Farwaneh and Rahmouni reach out to members of the Tucson community who are ethnic minorities in the Arab world to provide an additional firsthand window to this rich facet of the Middle East. Guest speakers have included Fuad Baban, a retired doctor originally from the Kurdish community in Iraq; Saeed Bakr, a Tucsonan from the Yezidi community in northern Iraq; and UA doctoral student Charles Joukhadar, who spoke about the Christian Maronites in Lebanon.

Taught in Arabic, the class takes students beyond language study and incorporates aspects of minority culture, politics, and identity construction and deconstruction in regions of student interest.
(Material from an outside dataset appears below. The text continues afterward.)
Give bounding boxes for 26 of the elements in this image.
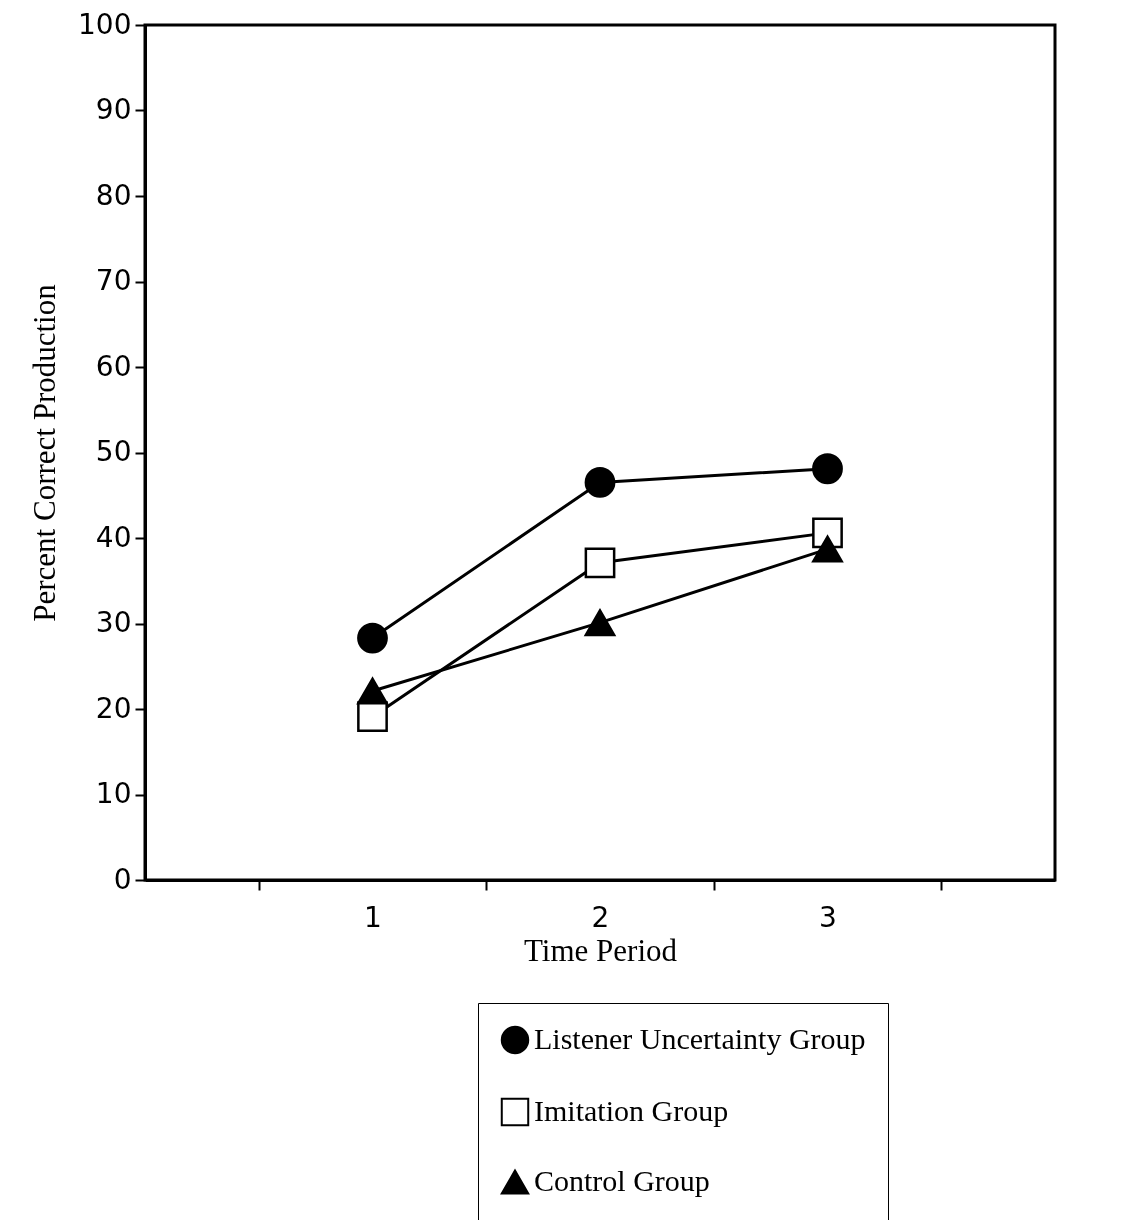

The course provides students with a language-intensive opportunity to further develop specialized academic fluency.

"I am already interested in minorities in the Middle East, and the class has given me the chance to go in-depth on a number of groups," says Ph.D. candidate Renee Spellman, who enrolled in the inaugural class. "We have projects which allow me to explore my interests and provide a good springboard for my future research. In particular, the cultural academic readings have really helped me."

The guest lectures have been well attended, as Farwaneh invited community members, UA faculty and other students, who have been excited to hear real-life experiences of Arabic-speaking minority members from the Arab Middle East. Upcoming guests will be representatives of the Syrian Aramaic and the Egyptian Coptic communities.

The UA Center for Middle Eastern Studies supported the course development through a Title VI international studies and foreign language National Resource Center grant from the U.S. Department of Education.